Supportability of third-party firewalls as inline SDDC security components within VMware Cloud on AWS

VMware Cloud on AWS does not support third-party firewalls as inline SDDC security components.

While customers may deploy third-party software within the SDDC, VMware by Broadcom does not validate, integrate, or support firewall appliances that modify or override the NSX-managed routing and security services.

VMC relies on NSX Distributed Firewall and Gateway Firewall as the supported north-south and east-west enforcement mechanisms. Routing and packet flow inside the SDDC are managed exclusively by NSX-T.

Running Third-Party firewall VMs inside the SDDC places them in a role that is not supported by VMware, not recommended by AWS/VMware architecture guides, and not natively compatible with NSX-T routing. This can lead to operational issues that cannot be resolved within the VMC support boundaries.

Third-party firewall VMs can cause instability and unexpected behavior

Firewall VMs placed in the traffic path inside the SDDC can conflict with:

• NSX-T routing
• Distributed Firewall rules
• Edge Gateway policies
• VMC’s managed networking lifecycle

This can result in packet drops, asymmetric routing, failover issues, performance issue, and connectivity symptoms that VMware Support cannot remediate.

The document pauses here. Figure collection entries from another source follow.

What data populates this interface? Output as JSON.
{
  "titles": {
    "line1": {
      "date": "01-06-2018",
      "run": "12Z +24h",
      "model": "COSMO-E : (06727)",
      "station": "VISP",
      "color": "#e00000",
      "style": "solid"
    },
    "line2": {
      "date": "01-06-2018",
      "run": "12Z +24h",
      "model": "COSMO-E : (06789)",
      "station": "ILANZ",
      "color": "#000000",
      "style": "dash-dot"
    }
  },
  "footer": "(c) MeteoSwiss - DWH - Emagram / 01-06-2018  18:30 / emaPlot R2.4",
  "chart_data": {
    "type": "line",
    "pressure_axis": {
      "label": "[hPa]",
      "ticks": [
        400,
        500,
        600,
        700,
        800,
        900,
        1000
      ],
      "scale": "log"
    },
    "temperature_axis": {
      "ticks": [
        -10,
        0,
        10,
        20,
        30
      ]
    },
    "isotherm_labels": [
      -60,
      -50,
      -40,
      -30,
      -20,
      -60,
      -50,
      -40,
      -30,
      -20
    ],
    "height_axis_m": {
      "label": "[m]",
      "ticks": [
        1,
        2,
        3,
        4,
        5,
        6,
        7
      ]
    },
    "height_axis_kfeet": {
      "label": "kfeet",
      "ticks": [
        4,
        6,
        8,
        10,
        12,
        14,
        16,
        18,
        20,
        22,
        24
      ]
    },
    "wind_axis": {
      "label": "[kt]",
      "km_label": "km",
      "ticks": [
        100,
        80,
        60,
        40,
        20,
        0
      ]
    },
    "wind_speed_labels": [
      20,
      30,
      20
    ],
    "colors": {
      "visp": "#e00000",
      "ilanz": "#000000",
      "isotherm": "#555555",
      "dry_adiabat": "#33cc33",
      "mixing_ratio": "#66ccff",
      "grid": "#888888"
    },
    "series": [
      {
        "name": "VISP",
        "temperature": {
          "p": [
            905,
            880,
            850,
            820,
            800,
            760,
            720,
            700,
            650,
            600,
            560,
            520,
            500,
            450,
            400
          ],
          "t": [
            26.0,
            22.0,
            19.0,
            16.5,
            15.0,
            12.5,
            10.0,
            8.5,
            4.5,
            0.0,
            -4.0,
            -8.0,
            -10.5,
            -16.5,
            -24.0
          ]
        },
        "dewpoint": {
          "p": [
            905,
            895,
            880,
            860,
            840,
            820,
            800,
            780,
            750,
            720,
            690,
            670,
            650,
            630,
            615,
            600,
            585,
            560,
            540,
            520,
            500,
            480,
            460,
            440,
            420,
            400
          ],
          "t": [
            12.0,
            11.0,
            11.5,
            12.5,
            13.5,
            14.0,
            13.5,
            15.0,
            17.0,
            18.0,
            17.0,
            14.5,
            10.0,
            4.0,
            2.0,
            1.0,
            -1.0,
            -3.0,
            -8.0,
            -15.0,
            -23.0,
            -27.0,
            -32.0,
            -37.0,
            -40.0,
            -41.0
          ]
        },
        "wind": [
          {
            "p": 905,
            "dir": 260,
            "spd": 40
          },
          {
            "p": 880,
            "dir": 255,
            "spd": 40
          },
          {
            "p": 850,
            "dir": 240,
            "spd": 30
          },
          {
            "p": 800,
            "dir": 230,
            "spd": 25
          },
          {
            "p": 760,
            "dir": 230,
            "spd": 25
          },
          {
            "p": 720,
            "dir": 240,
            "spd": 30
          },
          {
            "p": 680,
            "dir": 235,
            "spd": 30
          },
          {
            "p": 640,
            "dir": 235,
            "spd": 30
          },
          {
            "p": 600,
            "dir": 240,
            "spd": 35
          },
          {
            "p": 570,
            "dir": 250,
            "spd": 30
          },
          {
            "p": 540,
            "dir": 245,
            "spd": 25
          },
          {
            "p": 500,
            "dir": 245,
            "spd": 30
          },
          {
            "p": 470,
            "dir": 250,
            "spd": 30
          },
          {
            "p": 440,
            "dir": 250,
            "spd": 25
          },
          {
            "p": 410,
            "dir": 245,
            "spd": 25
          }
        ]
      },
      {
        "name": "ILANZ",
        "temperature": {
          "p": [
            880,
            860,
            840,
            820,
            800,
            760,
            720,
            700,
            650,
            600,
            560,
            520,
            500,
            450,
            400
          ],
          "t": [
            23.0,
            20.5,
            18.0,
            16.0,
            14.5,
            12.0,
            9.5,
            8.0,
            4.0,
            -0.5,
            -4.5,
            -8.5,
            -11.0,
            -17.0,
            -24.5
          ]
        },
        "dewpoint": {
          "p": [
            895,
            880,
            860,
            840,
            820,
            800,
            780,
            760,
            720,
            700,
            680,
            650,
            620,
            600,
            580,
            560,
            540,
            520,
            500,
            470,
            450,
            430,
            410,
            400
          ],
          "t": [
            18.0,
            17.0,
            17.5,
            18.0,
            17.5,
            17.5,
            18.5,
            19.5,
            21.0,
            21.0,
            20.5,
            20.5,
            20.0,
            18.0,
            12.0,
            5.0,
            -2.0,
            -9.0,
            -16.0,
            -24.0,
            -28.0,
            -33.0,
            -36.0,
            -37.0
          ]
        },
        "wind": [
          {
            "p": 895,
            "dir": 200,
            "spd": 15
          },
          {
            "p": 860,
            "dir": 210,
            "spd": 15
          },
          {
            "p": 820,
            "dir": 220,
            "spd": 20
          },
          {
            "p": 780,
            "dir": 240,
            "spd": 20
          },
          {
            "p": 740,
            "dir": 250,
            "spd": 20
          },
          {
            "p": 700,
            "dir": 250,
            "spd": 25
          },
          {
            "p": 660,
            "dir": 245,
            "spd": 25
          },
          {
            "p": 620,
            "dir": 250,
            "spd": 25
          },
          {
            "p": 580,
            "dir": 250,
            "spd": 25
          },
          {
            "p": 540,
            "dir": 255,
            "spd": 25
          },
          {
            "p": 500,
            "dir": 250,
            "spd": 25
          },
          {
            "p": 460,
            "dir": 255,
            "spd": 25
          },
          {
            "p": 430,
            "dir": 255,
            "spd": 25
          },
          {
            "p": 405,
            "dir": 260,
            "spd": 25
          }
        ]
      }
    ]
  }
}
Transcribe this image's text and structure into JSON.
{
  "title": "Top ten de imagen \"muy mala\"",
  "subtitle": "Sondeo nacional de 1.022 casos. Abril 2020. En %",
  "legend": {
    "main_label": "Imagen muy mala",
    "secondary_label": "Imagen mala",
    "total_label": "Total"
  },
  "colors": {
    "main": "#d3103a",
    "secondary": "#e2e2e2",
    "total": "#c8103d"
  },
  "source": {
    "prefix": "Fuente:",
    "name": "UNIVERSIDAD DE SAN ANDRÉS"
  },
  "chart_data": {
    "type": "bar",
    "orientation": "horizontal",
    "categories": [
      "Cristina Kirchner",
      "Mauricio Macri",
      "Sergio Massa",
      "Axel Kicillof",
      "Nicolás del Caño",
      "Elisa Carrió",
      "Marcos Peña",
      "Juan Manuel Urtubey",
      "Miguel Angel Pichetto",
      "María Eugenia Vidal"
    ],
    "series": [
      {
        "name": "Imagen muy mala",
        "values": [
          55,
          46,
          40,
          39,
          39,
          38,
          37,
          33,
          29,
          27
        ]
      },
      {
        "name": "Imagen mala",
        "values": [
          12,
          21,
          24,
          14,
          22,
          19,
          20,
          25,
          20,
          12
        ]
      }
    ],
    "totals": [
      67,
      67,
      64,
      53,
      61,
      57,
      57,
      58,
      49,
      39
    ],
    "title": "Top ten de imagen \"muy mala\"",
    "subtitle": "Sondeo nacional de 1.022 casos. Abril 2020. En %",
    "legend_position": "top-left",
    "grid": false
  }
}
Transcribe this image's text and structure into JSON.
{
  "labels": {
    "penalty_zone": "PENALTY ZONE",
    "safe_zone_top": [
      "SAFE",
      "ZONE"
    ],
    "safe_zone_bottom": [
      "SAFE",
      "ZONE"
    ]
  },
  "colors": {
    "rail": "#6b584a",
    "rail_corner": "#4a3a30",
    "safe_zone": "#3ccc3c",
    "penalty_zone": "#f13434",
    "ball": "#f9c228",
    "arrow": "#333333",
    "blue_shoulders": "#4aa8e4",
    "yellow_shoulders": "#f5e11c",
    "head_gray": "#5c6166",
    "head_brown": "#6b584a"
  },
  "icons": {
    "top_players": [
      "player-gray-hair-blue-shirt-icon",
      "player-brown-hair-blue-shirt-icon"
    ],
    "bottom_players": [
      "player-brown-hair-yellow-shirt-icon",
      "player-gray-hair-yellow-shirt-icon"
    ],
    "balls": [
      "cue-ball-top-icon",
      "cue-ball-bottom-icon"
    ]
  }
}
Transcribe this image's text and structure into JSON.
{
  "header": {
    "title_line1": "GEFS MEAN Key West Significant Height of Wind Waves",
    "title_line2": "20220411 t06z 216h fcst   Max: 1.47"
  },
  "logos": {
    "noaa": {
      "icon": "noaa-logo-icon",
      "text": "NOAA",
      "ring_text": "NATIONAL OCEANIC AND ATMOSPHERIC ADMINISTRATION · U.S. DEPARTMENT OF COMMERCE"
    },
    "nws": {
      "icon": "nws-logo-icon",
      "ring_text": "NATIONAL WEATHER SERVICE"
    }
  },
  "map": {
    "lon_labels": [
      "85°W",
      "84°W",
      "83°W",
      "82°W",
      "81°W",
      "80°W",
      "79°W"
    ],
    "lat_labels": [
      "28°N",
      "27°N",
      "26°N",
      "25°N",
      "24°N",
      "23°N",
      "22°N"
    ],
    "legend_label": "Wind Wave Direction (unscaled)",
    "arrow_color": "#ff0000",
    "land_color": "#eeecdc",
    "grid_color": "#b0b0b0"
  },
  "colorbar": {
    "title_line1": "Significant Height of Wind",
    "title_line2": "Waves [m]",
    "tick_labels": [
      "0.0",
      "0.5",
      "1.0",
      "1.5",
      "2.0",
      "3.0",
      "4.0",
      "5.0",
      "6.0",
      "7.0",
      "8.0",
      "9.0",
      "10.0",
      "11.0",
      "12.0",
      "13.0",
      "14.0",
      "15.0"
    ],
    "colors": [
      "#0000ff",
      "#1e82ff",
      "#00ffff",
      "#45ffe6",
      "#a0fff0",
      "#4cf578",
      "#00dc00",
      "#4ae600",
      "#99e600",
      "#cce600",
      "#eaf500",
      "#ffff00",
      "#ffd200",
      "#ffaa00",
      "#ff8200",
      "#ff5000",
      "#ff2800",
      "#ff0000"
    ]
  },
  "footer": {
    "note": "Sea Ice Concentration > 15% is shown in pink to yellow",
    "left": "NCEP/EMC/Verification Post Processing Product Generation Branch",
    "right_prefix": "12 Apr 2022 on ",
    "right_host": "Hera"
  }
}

AWS and VMware recommend placing Third-Party NGFW appliances in a dedicated Security or Transit VPC — NOT inside the SDDC

Official design guidance from both AWS and VMware advises deploying next-generation firewalls outside the SDDC and integrating them via VMware Transit Connect or a Transit/Security VPC.

AWS Partner Blog: Integrating Third-Party Firewall Appliances with VMware Cloud on AWS Using VMware Transit Connect

This model provides:

• Supported routing behavior
• Scalable traffic inspection
• High availability
• Clean separation between managed NSX components and third-party firewalls

Recommended and Supported Solutions

To maintain a stable, supportable environment and achieve the desired inspection/security capabilities, VMware and AWS recommend:

1. Deploy third-party firewalls in a dedicated Security/Transit VPC
   
   Connect them to the SDDC using:
   
   - VMware Transit Connect
   - AWS Transit Gateway routing
   - Appropriate inspection VPC architectures
   
   
2. Use NSX Distributed Firewall and Gateway Firewall for intra-SDDC security
   
   These components are fully managed and supported as part of the VMC service.